Danach müssen Sie allen Lohnarten, die den Auszahlbetrag beeinflussen oder sonstwie gebucht werden, mit einer Kontierung versehen. Diese Kontierung ist mandatiert, wenn Sie den Mandanten wechseln, sind die Kontierungen weg. Sie müssen sie für jeden Mandant einzeln eingeben, weil unterschiedliche Mandanten unterschiedliche Kontenpläne haben können (sind die Kontenpläne fast oder ganz gleich, hilft im Layout Kontierung Export, Mandantwechsel, dann Import).

Die Kontierung der Lohnteile erfolgt im Layout LohnartEinzelBild im Reiter "Log". Führt die Lohnart zu einer Auszahlung (Auftreten Brutto, Abzug oder Diverses, nicht aber unsichtbar), geben Sie nur eine Kontonummer im gleichnamigen Feld ein, das Gegenkonto wird vom Mandanten bezogen.
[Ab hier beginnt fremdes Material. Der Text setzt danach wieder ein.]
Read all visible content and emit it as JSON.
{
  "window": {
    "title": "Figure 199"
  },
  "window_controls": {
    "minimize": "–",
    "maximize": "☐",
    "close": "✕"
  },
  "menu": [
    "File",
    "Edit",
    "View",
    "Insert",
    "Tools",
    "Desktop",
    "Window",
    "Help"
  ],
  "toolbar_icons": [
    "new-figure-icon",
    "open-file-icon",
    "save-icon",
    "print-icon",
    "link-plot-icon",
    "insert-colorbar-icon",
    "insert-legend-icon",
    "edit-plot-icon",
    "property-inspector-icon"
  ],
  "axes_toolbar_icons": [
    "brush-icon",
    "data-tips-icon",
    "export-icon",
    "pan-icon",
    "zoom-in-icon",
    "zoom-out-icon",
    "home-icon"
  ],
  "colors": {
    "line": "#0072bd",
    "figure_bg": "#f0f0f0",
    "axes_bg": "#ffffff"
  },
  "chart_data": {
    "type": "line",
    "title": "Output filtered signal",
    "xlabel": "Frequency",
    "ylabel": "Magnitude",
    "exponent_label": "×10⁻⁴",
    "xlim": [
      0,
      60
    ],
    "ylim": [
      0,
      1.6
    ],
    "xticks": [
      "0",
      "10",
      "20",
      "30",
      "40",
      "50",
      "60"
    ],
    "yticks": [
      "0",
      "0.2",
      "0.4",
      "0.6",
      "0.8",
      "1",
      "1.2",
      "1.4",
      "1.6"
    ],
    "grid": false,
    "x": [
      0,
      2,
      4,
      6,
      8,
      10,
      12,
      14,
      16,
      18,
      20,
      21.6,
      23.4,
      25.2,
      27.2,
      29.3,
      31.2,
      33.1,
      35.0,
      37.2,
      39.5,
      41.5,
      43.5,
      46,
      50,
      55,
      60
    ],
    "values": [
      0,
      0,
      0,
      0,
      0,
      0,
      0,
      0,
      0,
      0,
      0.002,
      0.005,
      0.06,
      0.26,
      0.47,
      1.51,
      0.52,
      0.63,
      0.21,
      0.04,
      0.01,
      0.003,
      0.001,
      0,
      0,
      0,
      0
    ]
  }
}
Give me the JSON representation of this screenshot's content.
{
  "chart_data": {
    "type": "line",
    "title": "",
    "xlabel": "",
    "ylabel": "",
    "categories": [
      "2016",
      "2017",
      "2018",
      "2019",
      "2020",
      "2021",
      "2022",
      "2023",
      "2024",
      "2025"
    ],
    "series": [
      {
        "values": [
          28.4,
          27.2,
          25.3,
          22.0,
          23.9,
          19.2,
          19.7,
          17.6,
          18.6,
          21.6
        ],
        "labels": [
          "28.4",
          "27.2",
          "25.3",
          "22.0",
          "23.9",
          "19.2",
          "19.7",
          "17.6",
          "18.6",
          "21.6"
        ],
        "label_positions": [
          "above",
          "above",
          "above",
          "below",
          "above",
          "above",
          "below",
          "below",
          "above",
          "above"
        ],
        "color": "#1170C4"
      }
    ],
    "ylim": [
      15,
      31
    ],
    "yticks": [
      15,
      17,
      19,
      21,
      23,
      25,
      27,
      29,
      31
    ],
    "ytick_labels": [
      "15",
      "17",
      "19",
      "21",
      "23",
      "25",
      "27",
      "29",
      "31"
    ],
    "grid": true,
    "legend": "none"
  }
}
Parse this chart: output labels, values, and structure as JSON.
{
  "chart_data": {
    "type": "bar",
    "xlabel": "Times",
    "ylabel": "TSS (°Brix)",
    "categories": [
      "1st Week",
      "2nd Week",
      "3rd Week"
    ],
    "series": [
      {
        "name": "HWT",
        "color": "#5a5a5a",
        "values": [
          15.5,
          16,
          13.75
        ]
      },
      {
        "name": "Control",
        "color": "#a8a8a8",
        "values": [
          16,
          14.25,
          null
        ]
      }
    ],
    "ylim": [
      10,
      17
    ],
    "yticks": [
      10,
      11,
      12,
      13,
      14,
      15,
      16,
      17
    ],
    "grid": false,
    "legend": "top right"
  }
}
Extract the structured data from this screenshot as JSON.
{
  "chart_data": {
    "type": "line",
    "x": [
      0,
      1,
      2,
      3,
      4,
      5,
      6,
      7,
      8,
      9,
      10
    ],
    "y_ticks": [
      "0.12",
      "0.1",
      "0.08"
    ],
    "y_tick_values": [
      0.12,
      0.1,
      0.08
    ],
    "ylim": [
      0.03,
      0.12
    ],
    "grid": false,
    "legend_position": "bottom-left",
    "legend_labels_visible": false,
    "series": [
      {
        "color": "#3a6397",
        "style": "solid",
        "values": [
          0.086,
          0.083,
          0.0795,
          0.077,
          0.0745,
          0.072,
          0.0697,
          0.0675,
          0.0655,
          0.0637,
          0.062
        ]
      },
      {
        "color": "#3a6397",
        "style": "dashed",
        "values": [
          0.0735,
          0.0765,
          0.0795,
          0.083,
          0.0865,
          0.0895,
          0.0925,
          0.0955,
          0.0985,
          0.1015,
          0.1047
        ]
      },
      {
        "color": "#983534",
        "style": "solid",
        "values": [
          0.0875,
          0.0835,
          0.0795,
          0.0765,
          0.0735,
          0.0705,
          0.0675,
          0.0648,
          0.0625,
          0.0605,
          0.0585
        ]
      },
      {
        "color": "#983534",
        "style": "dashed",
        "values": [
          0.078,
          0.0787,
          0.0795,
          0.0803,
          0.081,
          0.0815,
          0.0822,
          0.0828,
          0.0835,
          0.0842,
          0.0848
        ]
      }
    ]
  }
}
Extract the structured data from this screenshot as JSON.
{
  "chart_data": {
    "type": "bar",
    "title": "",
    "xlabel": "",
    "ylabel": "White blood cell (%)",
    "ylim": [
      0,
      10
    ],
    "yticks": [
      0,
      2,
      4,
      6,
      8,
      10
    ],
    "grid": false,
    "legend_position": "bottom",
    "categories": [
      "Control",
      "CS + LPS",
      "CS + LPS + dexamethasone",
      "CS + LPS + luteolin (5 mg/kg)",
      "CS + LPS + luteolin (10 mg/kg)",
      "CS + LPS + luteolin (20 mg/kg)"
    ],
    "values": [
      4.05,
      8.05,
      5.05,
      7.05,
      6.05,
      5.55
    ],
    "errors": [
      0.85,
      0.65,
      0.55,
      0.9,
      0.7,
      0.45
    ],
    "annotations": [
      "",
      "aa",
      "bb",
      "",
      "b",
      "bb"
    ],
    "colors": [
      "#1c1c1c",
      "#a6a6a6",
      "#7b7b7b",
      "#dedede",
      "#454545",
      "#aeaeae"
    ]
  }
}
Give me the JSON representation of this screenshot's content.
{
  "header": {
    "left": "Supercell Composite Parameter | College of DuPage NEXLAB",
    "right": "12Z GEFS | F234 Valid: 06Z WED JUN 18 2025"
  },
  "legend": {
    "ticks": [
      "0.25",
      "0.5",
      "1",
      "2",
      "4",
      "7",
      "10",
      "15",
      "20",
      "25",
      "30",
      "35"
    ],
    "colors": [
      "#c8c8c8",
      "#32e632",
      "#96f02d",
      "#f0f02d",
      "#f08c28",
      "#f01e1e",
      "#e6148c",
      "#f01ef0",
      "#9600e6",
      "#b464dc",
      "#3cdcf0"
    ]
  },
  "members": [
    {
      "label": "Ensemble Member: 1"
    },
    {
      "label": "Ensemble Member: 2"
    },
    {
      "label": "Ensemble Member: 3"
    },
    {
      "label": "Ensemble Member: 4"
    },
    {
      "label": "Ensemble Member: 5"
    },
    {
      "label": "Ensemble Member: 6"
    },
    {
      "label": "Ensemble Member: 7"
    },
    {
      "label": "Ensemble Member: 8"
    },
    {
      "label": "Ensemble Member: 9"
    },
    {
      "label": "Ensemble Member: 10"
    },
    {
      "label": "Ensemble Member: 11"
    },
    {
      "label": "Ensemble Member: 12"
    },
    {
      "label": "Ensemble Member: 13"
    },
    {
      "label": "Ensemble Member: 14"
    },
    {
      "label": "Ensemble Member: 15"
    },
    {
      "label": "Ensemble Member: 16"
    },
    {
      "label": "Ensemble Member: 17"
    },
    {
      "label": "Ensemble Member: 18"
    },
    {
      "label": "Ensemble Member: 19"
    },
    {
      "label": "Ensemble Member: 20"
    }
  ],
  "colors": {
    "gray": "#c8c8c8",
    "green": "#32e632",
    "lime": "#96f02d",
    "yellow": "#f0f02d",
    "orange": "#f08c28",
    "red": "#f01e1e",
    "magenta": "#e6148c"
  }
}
Darum ist das Feld "KontoHaben" grau unterlegt (Bei Filemaker 13ff können sie es statt dessen ausblenden).

Da Sie nur ein Konto angeben, müssen Sie sich auch nicht den Kopf über Soll und Haben zerbrechen. Je nach Vorzeichen des Lohnteils wird die Buchung automatisch gedreht.

Wenn Sie Kostenstellen führen, können Sie eine Lohnart einer Kostenstelle zuweisen. Tun Sie das nicht, erhält die Buchung die Kostenstelle der Angestellten, die Sie beim Vertrag festgelegt haben. Eine Kostenstelle bei der Lohnart ist also meist unnötig (und falsch), eine sinnvolle Anwendung sind Cafeteria-Abzüge.

Bei Lohnarten mit Auftreten unsichtbar gibt es zwei Möglichkeiten:

  1. Bei Lohnarten, die nur als statistische Zusammenfassungen funktionieren wie AHV-Lohn, AHV-Basis, AHV-Re ntnerfreibetrag, ALV-Basis und sämtliche Lohnausweis-Summenlohnarten gibt es nichts zu buchen, also kontieren Sie auch nichts (wirklich nicht, sonst wird nämlich trotzdem gebucht!).
  2. Bei Lohnarten, die einen Aufwand beim Arbeitgeber zeigen, müssen Sie Soll- und Habenkonto angeben - das Lohndurchlaufkonto kommt ja nicht in Frage, weil es nichts auszuzahlen gibt.
    Beispiel: die Lohnart zur Rückstellungsbildung für den 13. Monatslohn hat im Soll den Lohnaufwand (beginnt bei Käfer mit 30 und bei KMU mit 50) und im Haben das Fremdkapitalkonto, das die Ansprüche der Angestellten auf den 13. Monatslohn ausweist (beginnt bei beiden mit 20).